Almost exactly eight years ago, I argued that Democrats were in deep danger because 2010 could be the “Year of the Angry White Senior.” The premise was simple: Midterm elections had always skewed toward older voters, but never before had there been such a generational divide. In 2008, Barack Obama carried voters 18 to 29 by 34 percentage points but lost seniors by 8 points — a whopping 42-point gulf. Sure enough, Democrats’ young base stayed home in the midterms, and they lost 63 House seats.
Eight years later, there’s an analogous dynamic working the opposite way. Midterms have always skewed toward college-educated voters, but never before has there been such an educational divide, particularly among whites. In 2016, exit polls found that Donald Trump carried white voters with a college degree by just 3 percentage points, but won whites without a college degree by 37 points — a massive 34-point gap. By contrast, this gap was just 14 points in 2008.
This leaves Republicans dangerously exposed. Just as Obama’s legions of young supporters failed to show up at the polls for Democrats in 2010 and 2014, Trump’s base of whites without college degrees could leave the GOP stranded in 2018.
Sure, it's possible, especially if the Mueller investigation turns up massive corruption on the part of the Trump regime and then congressional Republicans do precisely nothing about it. A lot could happen in the next 15 months: impeachment recommendations, resignations, war, illness, an event we haven't anticipated yet.
But all things being the same, I just don't buy this for a second.
The majority of college-educated white voters still voted for Trump knowing full well what he was going to try to do. They still voted for the same GOP-controlled Congress that they voted for in 2010 and 2012 even as many of them pulled the lever for Obama then and for Hillary last year. The fact is all the disapproval for Trump in the world doesn't mean that white folks with college degrees are going to stop being overwhelmingly Republican at the local/state/House/Senate level.
They're not going to start voting for the Democrats.
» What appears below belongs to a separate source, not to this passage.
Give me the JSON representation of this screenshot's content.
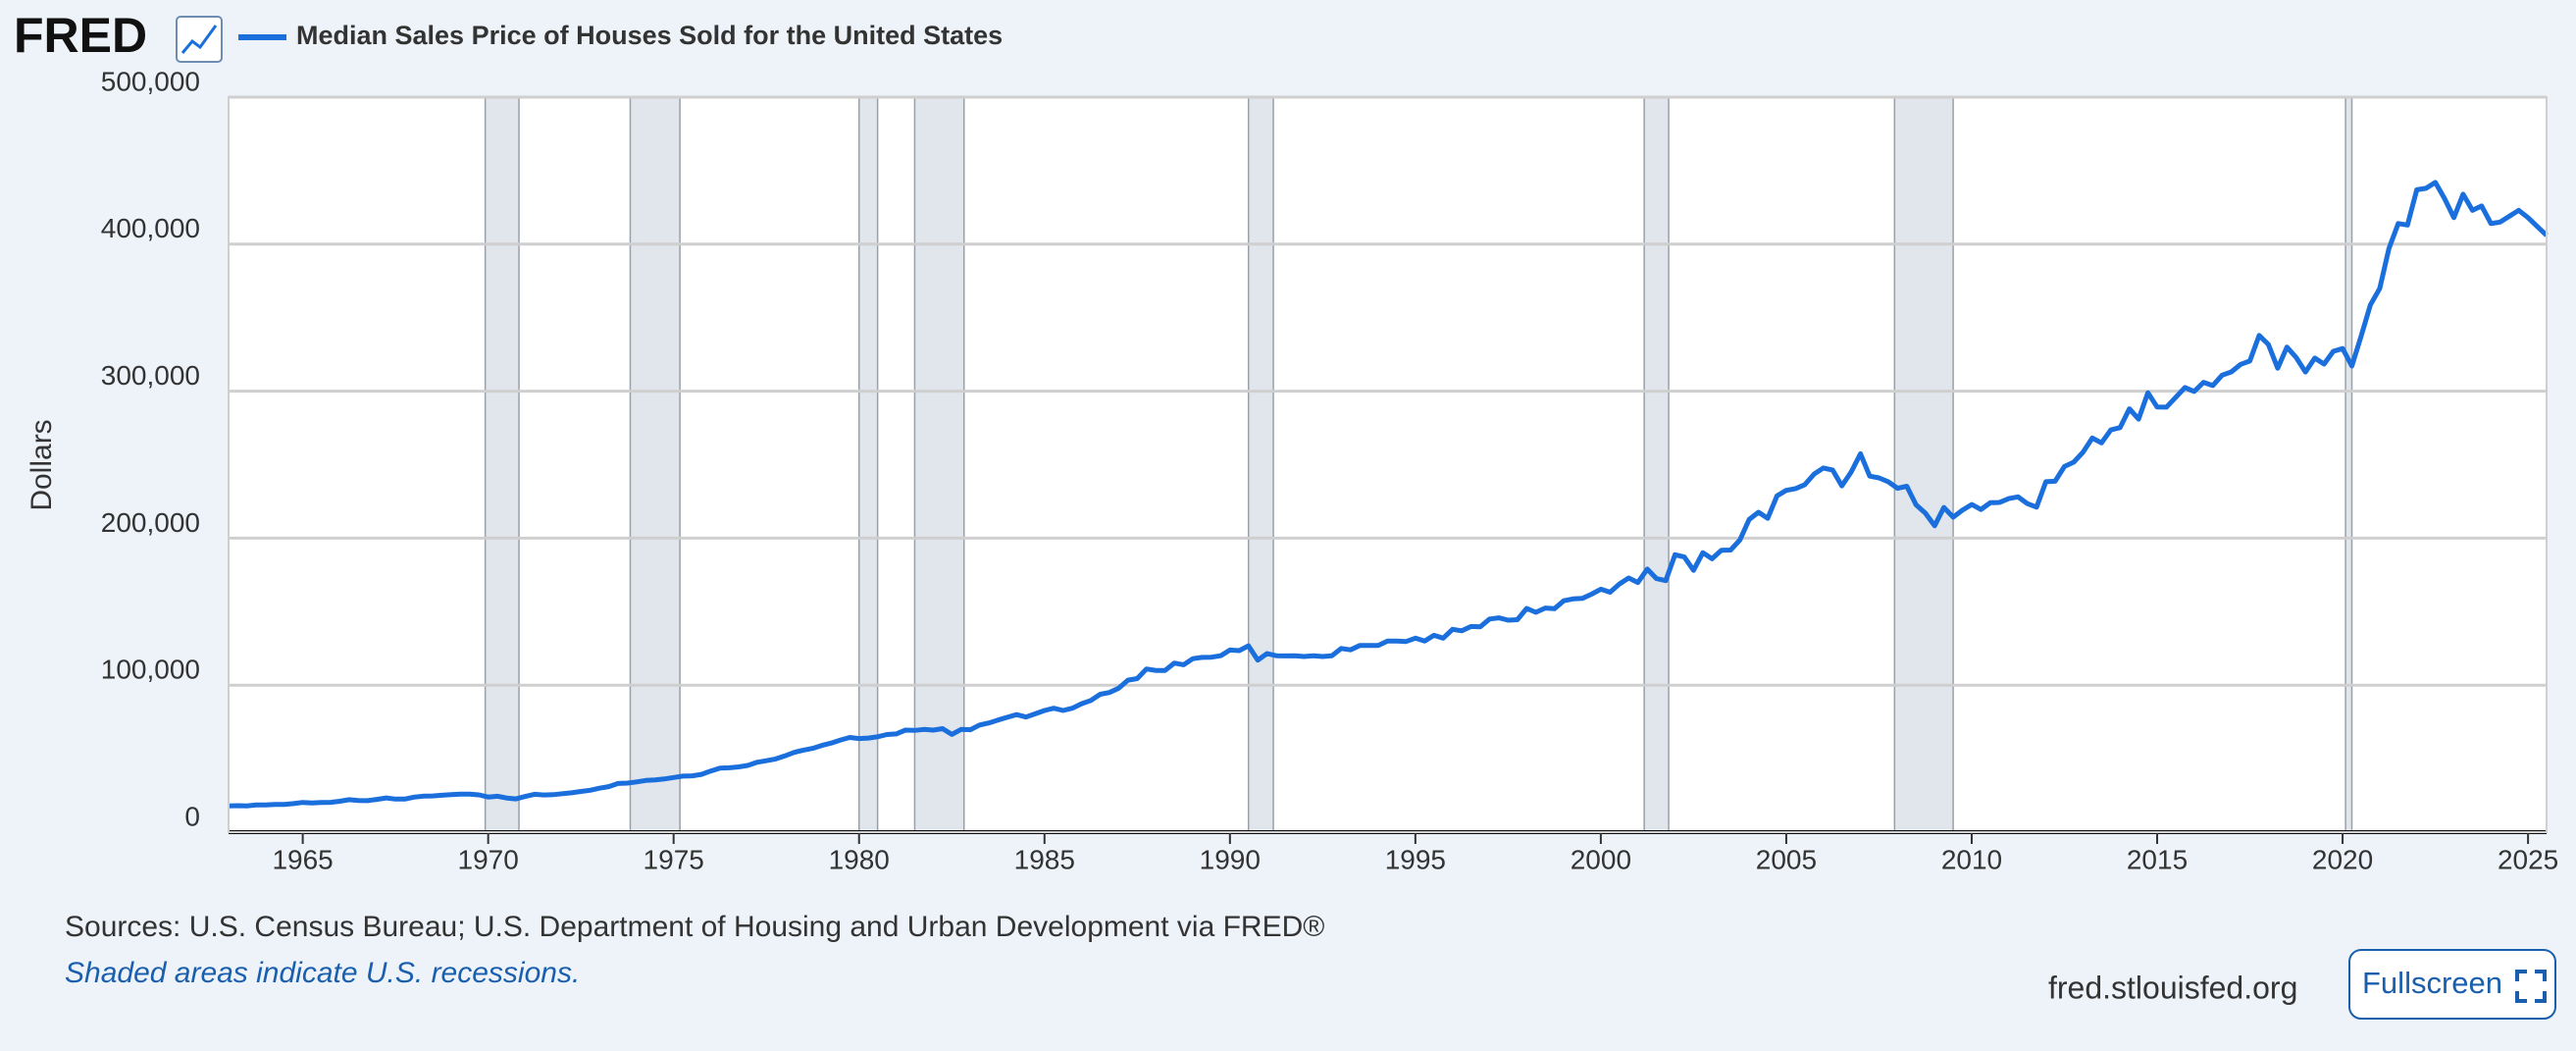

If anything, most of them are going to say "Well my reasonable Republican representative/senator is needed more than ever to stand up to Trump like they did on health care" conveniently forgetting that 97% of the GOP voted to repeal the Affordable Care Act.
Dems need to stop chasing them and start turning out the base for midterms, and that would help by giving them a reason to come out. "Stopping Trump" should be enough, but that clearly failed in 2016. That wasn't enough for a lot of people.
Will it be enough in 2018 given all Trump's awfulness?
I don't honestly know and that frightens me.